What is “Attachment”?
Parenting is one of the most difficult, and at the same time rewarding, experiences in life. Your children count on you for guidance, direction, and to set a good example . But most importantly, they need to know that they are cared about and that you will be there to listen and support them.
Attachment is a way of describing a meaningful relationship between individuals. When the relationship between a parent (or significant caregiver) and child is consistent, emotionally in tune, and supportive, that child feels safe, understood and connected. This is a secure attachment relationship. Children who have secure attachment relationships in their life are more resilient, more successful socially, and experience fewer mood and behavioural problems. However, children who grow up in a situation in which their attachment needs are unmet, either due to severe factors (abuse, trauma, etc.), or because of very inconsistent parenting, can develop insecure attachment relationships. These children often have trouble figuring out how to regulate their emotions and behaviour. They may not know how to make friends, and may have other kinds of difficulties (low self-esteem, depression, anxiety).
What can parents do to promote healthy attachments with their children? Make time for them regularly. Try to be aware of your own emotional reactions – staying calm in the face of tantrums can be a huge challenge! Remember that your child is still learning how to express feelings appropriately – they are looking to you for guidance. And don’t worry – everyone is human; if frustration gets the best of you, there is always time for repair. This can also be a great learning opportunity, to share and own up to the fact that even adults “lose it” occasionally.
Investing in strengthening the attachment bond now will have significant benefits for your child’s future, both in terms of your relationship with them and to allow them to develop the skills and self-confidence to relate successfully to others.

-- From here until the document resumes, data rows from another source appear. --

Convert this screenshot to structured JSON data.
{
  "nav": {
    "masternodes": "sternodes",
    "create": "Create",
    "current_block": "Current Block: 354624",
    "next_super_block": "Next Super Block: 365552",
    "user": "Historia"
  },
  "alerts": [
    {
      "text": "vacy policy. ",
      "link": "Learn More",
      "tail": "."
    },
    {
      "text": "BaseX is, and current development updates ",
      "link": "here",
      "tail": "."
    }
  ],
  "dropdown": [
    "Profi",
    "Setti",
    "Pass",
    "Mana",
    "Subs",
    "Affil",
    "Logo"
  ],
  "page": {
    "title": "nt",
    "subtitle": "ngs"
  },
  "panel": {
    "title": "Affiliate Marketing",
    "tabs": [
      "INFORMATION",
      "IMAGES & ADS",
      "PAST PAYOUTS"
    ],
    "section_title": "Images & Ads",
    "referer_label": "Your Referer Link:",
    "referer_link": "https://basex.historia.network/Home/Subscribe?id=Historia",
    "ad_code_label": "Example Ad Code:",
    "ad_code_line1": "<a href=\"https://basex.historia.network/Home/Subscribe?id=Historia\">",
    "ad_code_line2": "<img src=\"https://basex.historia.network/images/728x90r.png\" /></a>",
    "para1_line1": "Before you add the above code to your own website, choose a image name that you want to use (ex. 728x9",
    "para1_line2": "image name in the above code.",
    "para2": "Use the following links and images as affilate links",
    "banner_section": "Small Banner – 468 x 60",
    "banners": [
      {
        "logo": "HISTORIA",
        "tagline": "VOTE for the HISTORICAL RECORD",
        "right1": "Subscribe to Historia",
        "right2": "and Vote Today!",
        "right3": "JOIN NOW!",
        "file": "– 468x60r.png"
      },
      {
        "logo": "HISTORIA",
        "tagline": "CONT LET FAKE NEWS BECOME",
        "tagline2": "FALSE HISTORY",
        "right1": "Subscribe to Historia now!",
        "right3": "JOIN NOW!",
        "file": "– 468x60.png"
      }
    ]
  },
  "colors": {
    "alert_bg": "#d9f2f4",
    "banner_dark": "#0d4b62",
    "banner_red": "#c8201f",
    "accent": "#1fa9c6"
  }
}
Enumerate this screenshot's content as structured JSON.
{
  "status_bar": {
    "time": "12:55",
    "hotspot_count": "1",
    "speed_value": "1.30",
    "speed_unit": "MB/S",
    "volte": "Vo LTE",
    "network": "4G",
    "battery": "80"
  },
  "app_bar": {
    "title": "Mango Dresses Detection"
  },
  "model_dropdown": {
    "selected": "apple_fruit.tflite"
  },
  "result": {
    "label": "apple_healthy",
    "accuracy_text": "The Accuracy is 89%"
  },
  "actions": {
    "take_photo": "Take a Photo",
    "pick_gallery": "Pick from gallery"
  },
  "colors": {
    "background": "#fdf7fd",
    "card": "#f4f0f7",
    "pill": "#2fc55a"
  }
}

All families experience “bumps” in the road and times when relationships get out of synch. This does not mean that the attachment bonds are insecure. Developmental transitions (childhood to adolescence), life transitions (new job, moving, change of school, significant illness), and loss (death of a loved one, family break up), can all trigger stress. However, if you are concerned about persistent difficulties with family communication and relationships, it can be helpful to consult with a professional (such as a clinical psychologist), who can provide counseling and guidance around how to most effectively address these issues.